Saturday, June 2, 2012
Business investment in Victoria slumped 14 per cent in the March quarter from a year earlier, Bureau of Statistics figures reveal.
This wiped away more than 2 per cent of the state's output, as investment sank to 2008 levels.
The high dollar and high interest rates have flattened Victoria's economy, along with most of the south-east and even parts of Queensland and Western Australia remote from mining.
In the six months to March, investment boomed at an annualised rate of 40 per cent in mining, but slumped 10 per cent in service industries and 18 per cent in manufacturing.
A sense of crisis is growing in the global economy. China's index of manufacturing activity slumped 5.5 per cent in May. India reported that its gross domestic product grew by only 5.3 per cent in the year to March, its slowest growth for nine years.
China and India have generated most of the world's growth since 2008, including Australia's export boom. As their demand falls, Australia's trade has sunk into deficit. Commodity prices have slumped 10 per cent, falling 1.8 per cent in May alone.
Futures markets now see interest rates going into free-fall for the rest of the year. They have priced in the equivalent of six more interest rate cuts by December, the first coming when the Reserve Bank board meets on Tuesday.
Economists are divided. The ANZ Bank said the non-mining economy was underperforming and inflation presented no threat. But Merrill Lynch chief economist Saul Eslake said a rate cut now could be wasted, with the federal government handing out $2.4 billion to households through the Schoolkids Bonus and compensation for the carbon tax.
Europe, meanwhile, is sliding deeper into crisis, with no sign of agreement on how to reverse it. Spain's central bank revealed that nervous depositors took ?97 billion ($A124 billion) out of Spanish banks in the March quarter, even before the turbulence of May.
The bureau's figures show Victoria has been flattened by the high dollar and high interest rates.
This week's data shows that:
. Home building approvals slumped 23 per cent in the year to April. Housing, one of the state's great strengths during the global financial crisis, is now in reverse.
. Total construction activity slumped 5 per cent in the March quarter, with building activity shrinking faster than engineering work grew.
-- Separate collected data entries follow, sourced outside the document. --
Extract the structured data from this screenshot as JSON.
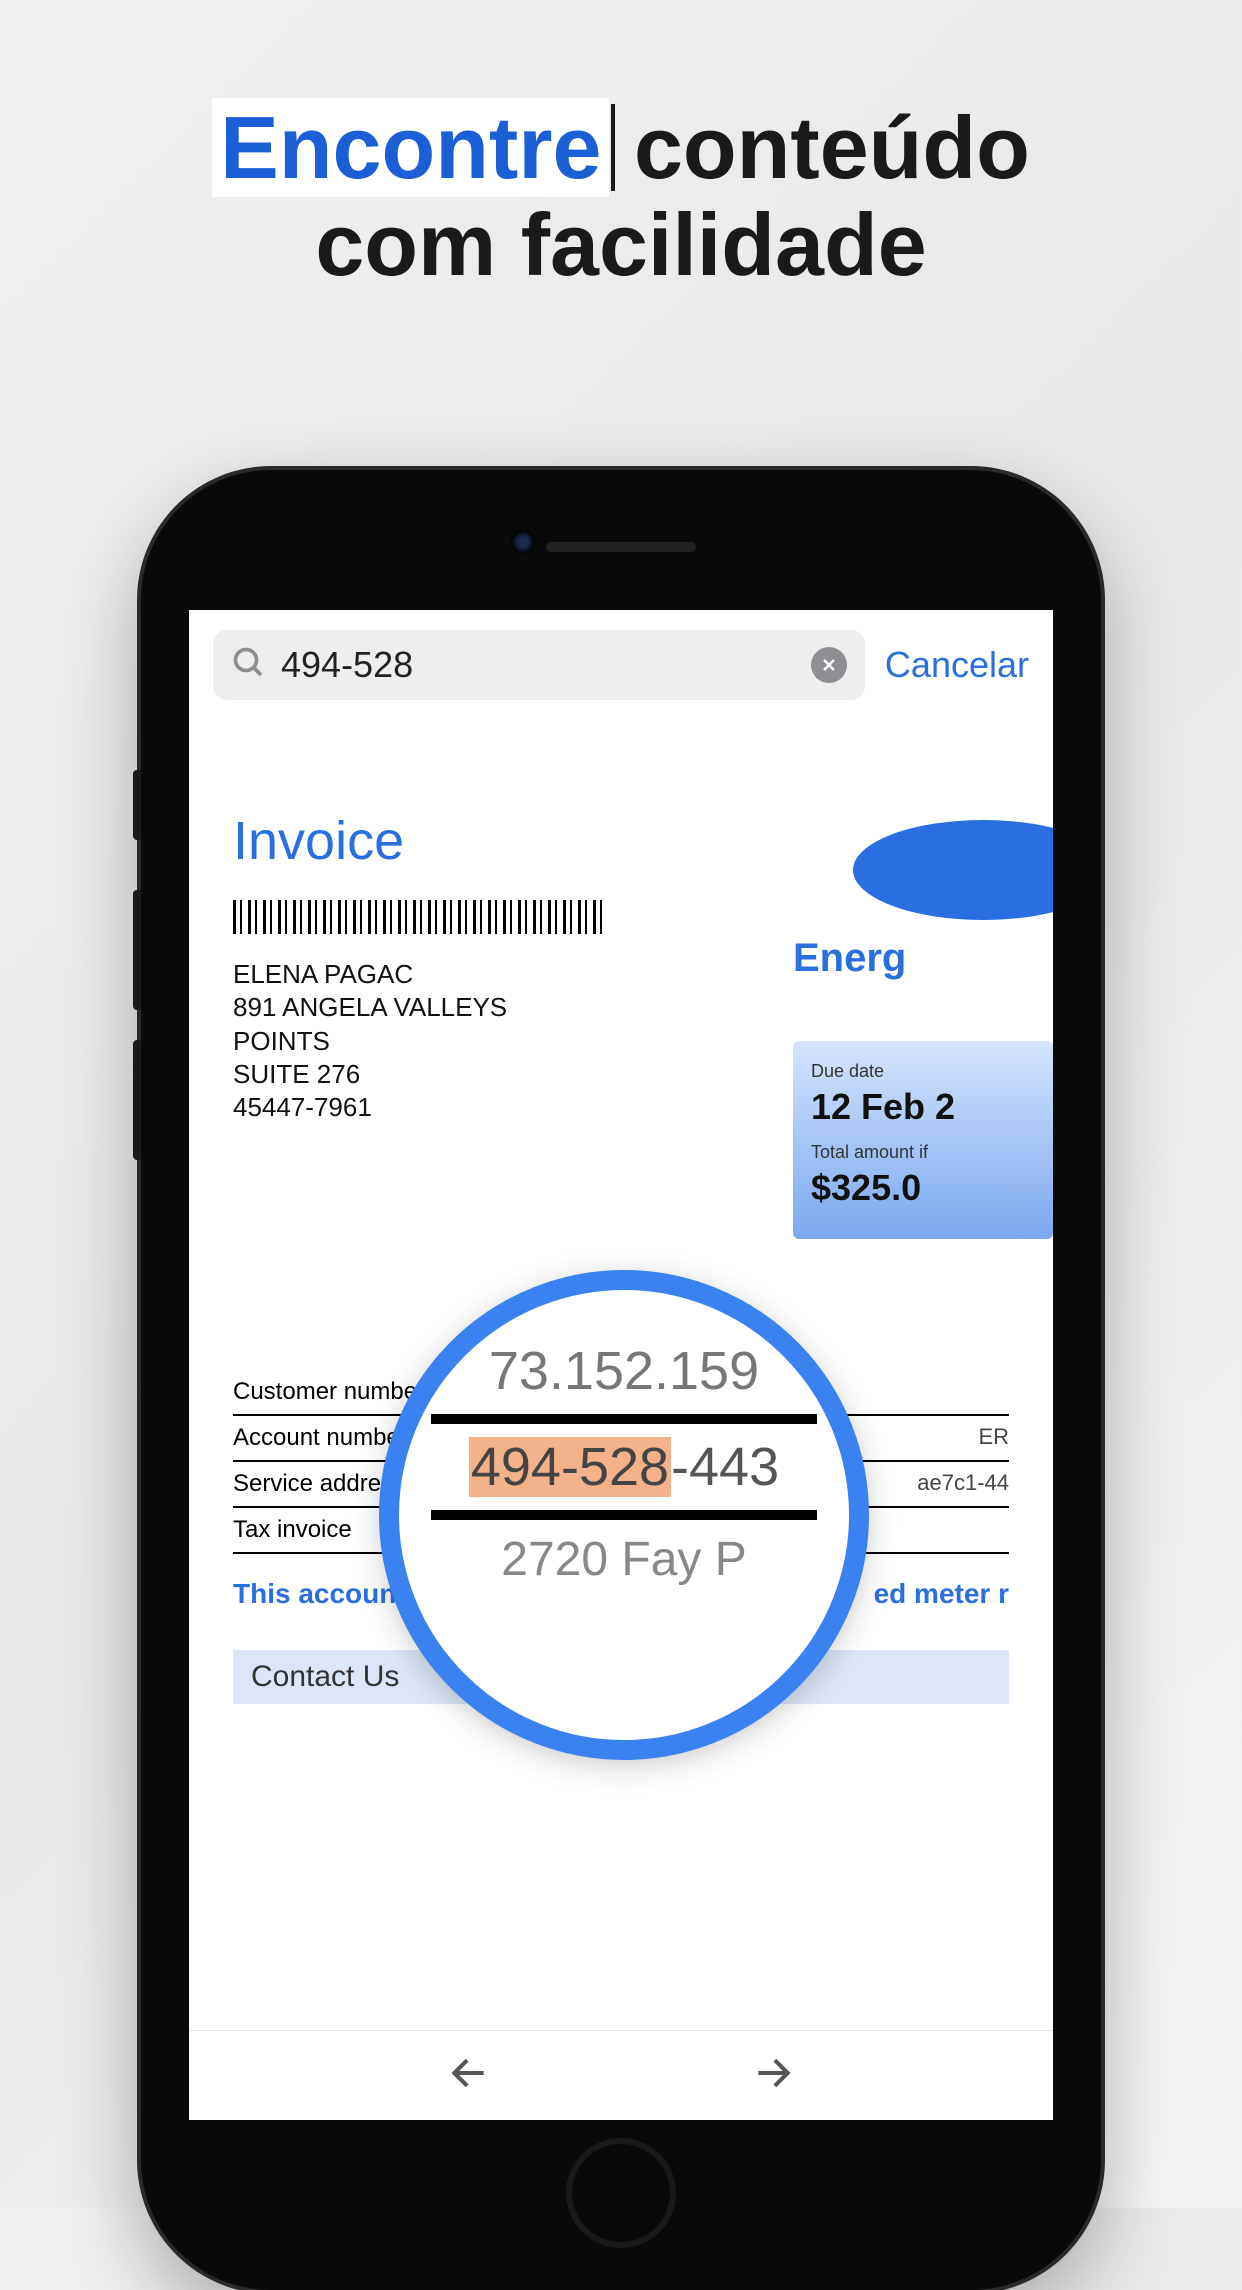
{
  "headline": {
    "highlight": "Encontre",
    "rest1": "conteúdo",
    "line2": "com facilidade"
  },
  "search": {
    "value": "494-528",
    "cancel": "Cancelar"
  },
  "document": {
    "invoice_title": "Invoice",
    "address": {
      "name": "ELENA PAGAC",
      "line1": "891 ANGELA VALLEYS",
      "line2": "POINTS",
      "line3": "SUITE 276",
      "zip": "45447-7961"
    },
    "brand_partial": "Energ",
    "due": {
      "label": "Due date",
      "value": "12 Feb 2",
      "total_label": "Total amount if",
      "total_value": "$325.0"
    },
    "rows": {
      "r1_label": "Customer number",
      "r2_label": "Account number",
      "r2_val_suffix": "ER",
      "r3_label": "Service address",
      "r3_val_suffix": "ae7c1-44",
      "r4_label": "Tax invoice"
    },
    "msg_left": "This account is",
    "msg_right": "ed meter r",
    "contact": "Contact Us"
  },
  "lens": {
    "top": "73.152.159",
    "match_prefix": "494-528",
    "match_suffix": "-443",
    "bottom": "2720 Fay P"
  }
}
? Retail turnover is now flat as shops rely on discounts to attract sales. In the past year, retail sales have simply kept pace with inflation.
. Unemployment on the smoothed trend figures has risen from 4.8 per cent to 5.5 per cent of the workforce, the highest rate outside Tasmania.
Yesterday home prices were added to the list. The RPData-Rismark index reported that Melbourne prices tumbled 2.7 per cent in May alone, and by 8.4 per cent in the past year, to a median price of $490,000.
Westpac economists said the slide in prices was even steeper after seasonal adjustment. In the six months to May, they estimate, house prices fell at annualised rate of 16 per cent, and units and apartments at over 10 per cent.
Westpac senior economist Matthew Hassan said falling prices and rising auction clearance rates suggested part of the slide in May was due to sellers lowering their prices to ''meet the market''.
Manufacturing is also in trouble. The Australian Industry Group's manufacturing index slumped 1.5 points in May to 42.4, its second lowest since 2009. The only growth was in wages, input costs and unsold stockpiles.